The second priority, he said, would be to “get the weapon so they don’t harm themselves or others.”

Mara said responding officers can ask if there are any weapons in the home and if police can “hold them for safe keeping.” Concerned family members can also transfer weapons to police, he said.

If a police chief receives information about someone being involuntarily admitted to a hospital for psychiatric care, Mara said, that chief can revoke the person’s license to carry a concealed weapon. But in New Hampshire, he reminded, a license is not required for gun ownership.

Again speaking in general terms, Mara said if a gun owner is talking about harming him or herself, weapons found on scene can be “taken for safe keeping.” If someone with a weapon makes “specific threats” to harm someone else, the chief said, the person can be arrested for criminal threatening and a judge can be petitioned to order the surrender of all firearms as a condition of bail.

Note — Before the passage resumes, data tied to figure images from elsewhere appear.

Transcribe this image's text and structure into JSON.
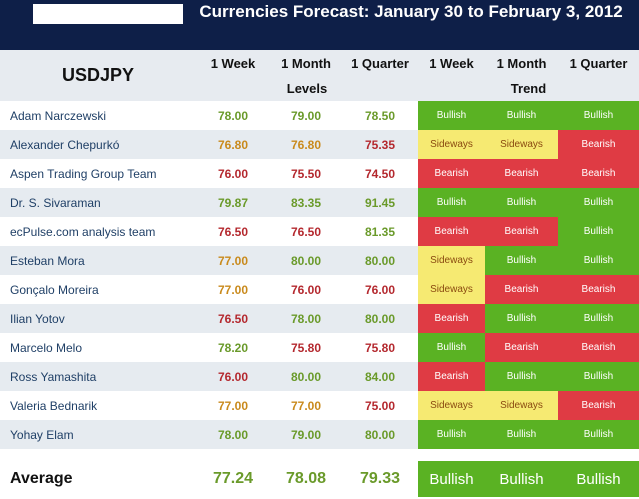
{
  "title": "Currencies Forecast: January 30 to February 3, 2012",
  "pair": "USDJPY",
  "periods": [
    "1 Week",
    "1 Month",
    "1 Quarter"
  ],
  "levels_label": "Levels",
  "trend_label": "Trend",
  "colors": {
    "Bullish": "#5ab223",
    "Bearish": "#df3b44",
    "Sideways": "#f6ea72",
    "level_green": "#6a9a2a",
    "level_orange": "#c98a1c",
    "level_red": "#b4282e"
  },
  "rows": [
    {
      "name": "Adam Narczewski",
      "levels": [
        "78.00",
        "79.00",
        "78.50"
      ],
      "trends": [
        "Bullish",
        "Bullish",
        "Bullish"
      ]
    },
    {
      "name": "Alexander Chepurkó",
      "levels": [
        "76.80",
        "76.80",
        "75.35"
      ],
      "trends": [
        "Sideways",
        "Sideways",
        "Bearish"
      ]
    },
    {
      "name": "Aspen Trading Group Team",
      "levels": [
        "76.00",
        "75.50",
        "74.50"
      ],
      "trends": [
        "Bearish",
        "Bearish",
        "Bearish"
      ]
    },
    {
      "name": "Dr. S. Sivaraman",
      "levels": [
        "79.87",
        "83.35",
        "91.45"
      ],
      "trends": [
        "Bullish",
        "Bullish",
        "Bullish"
      ]
    },
    {
      "name": "ecPulse.com analysis team",
      "levels": [
        "76.50",
        "76.50",
        "81.35"
      ],
      "trends": [
        "Bearish",
        "Bearish",
        "Bullish"
      ]
    },
    {
      "name": "Esteban Mora",
      "levels": [
        "77.00",
        "80.00",
        "80.00"
      ],
      "trends": [
        "Sideways",
        "Bullish",
        "Bullish"
      ]
    },
    {
      "name": "Gonçalo Moreira",
      "levels": [
        "77.00",
        "76.00",
        "76.00"
      ],
      "trends": [
        "Sideways",
        "Bearish",
        "Bearish"
      ]
    },
    {
      "name": "Ilian Yotov",
      "levels": [
        "76.50",
        "78.00",
        "80.00"
      ],
      "trends": [
        "Bearish",
        "Bullish",
        "Bullish"
      ]
    },
    {
      "name": "Marcelo Melo",
      "levels": [
        "78.20",
        "75.80",
        "75.80"
      ],
      "trends": [
        "Bullish",
        "Bearish",
        "Bearish"
      ]
    },
    {
      "name": "Ross Yamashita",
      "levels": [
        "76.00",
        "80.00",
        "84.00"
      ],
      "trends": [
        "Bearish",
        "Bullish",
        "Bullish"
      ]
    },
    {
      "name": "Valeria Bednarik",
      "levels": [
        "77.00",
        "77.00",
        "75.00"
      ],
      "trends": [
        "Sideways",
        "Sideways",
        "Bearish"
      ]
    },
    {
      "name": "Yohay Elam",
      "levels": [
        "78.00",
        "79.00",
        "80.00"
      ],
      "trends": [
        "Bullish",
        "Bullish",
        "Bullish"
      ]
    }
  ],
  "average": {
    "label": "Average",
    "levels": [
      "77.24",
      "78.08",
      "79.33"
    ],
    "trends": [
      "Bullish",
      "Bullish",
      "Bullish"
    ]
  }
}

“So it all depends on the circumstances,” Mara said. “There are so many variables.”

In a July 8 letter to Chief Justice Linda Dalianis, Attorney General Joseph Foster reported the state’s new Medicaid expansion law, approved by Gov. Maggie Hassan, expands the state’s authority to report people with specific mental health histories to the National Instant Criminal Background Check System, which is used to approve gun purchases. Foster said under the Medicaid expansion law, the state has a new obligation to report people for inclusion in the national system if they have been involuntarily committed, found incompetent to stand trial, or not guilty by reason of insanity.

Last week, Howard Zibel, general counsel for the New Hampshire Supreme Court disagreed.

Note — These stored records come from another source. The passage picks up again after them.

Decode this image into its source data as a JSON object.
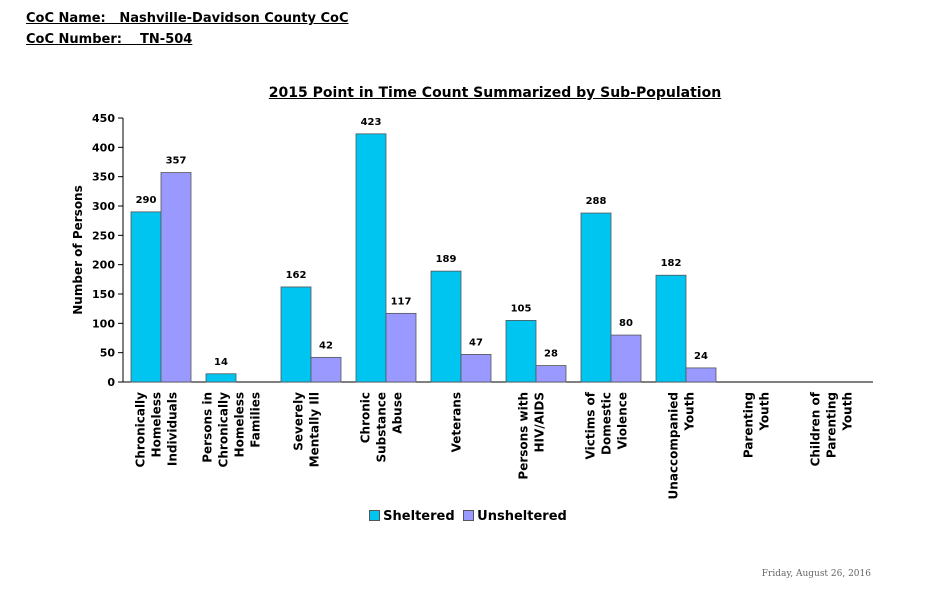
{
  "header": {
    "coc_name": "CoC Name:   Nashville-Davidson County CoC",
    "coc_number": "CoC Number:    TN-504"
  },
  "footer": {
    "date": "Friday, August 26, 2016"
  },
  "colors": {
    "sheltered": "#00c5f1",
    "unsheltered": "#9999ff"
  },
  "chart_data": {
    "type": "bar",
    "title": "2015 Point in Time Count Summarized by Sub-Population",
    "ylabel": "Number of Persons",
    "xlabel": "",
    "ylim": [
      0,
      450
    ],
    "yticks": [
      0,
      50,
      100,
      150,
      200,
      250,
      300,
      350,
      400,
      450
    ],
    "legend_position": "bottom",
    "grid": false,
    "categories": [
      "Chronically Homeless Individuals",
      "Persons in Chronically Homeless Families",
      "Severely Mentally Ill",
      "Chronic Substance Abuse",
      "Veterans",
      "Persons with HIV/AIDS",
      "Victims of Domestic Violence",
      "Unaccompanied Youth",
      "Parenting Youth",
      "Children of Parenting Youth"
    ],
    "category_lines": [
      [
        "Chronically",
        "Homeless",
        "Individuals"
      ],
      [
        "Persons in",
        "Chronically",
        "Homeless",
        "Families"
      ],
      [
        "Severely",
        "Mentally Ill"
      ],
      [
        "Chronic",
        "Substance",
        "Abuse"
      ],
      [
        "Veterans"
      ],
      [
        "Persons with",
        "HIV/AIDS"
      ],
      [
        "Victims of",
        "Domestic",
        "Violence"
      ],
      [
        "Unaccompanied",
        "Youth"
      ],
      [
        "Parenting",
        "Youth"
      ],
      [
        "Children of",
        "Parenting",
        "Youth"
      ]
    ],
    "series": [
      {
        "name": "Sheltered",
        "values": [
          290,
          14,
          162,
          423,
          189,
          105,
          288,
          182,
          null,
          null
        ]
      },
      {
        "name": "Unsheltered",
        "values": [
          357,
          null,
          42,
          117,
          47,
          28,
          80,
          24,
          null,
          null
        ]
      }
    ]
  }
}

In a July 22 letter, Zibel wrote to Foster that the new Medicaid expansion law is “not sufficiently clear on its face for the judicial branch to begin the reporting that you request.”

“This letter reflects an administrative determination of the (judicial) branch,” the lawyer for the state’s highest court wrote, while advising that the legal debate can be brought before a judge.

Zibel’s letter also notes the chief justice received a joint letter from the Disabilities Rights Center of New Hampshire and the ACLU of New Hampshire, both “espousing a different interpretation of the statute” than the attorney general.

No litigation involving the debate had been filed as of Friday.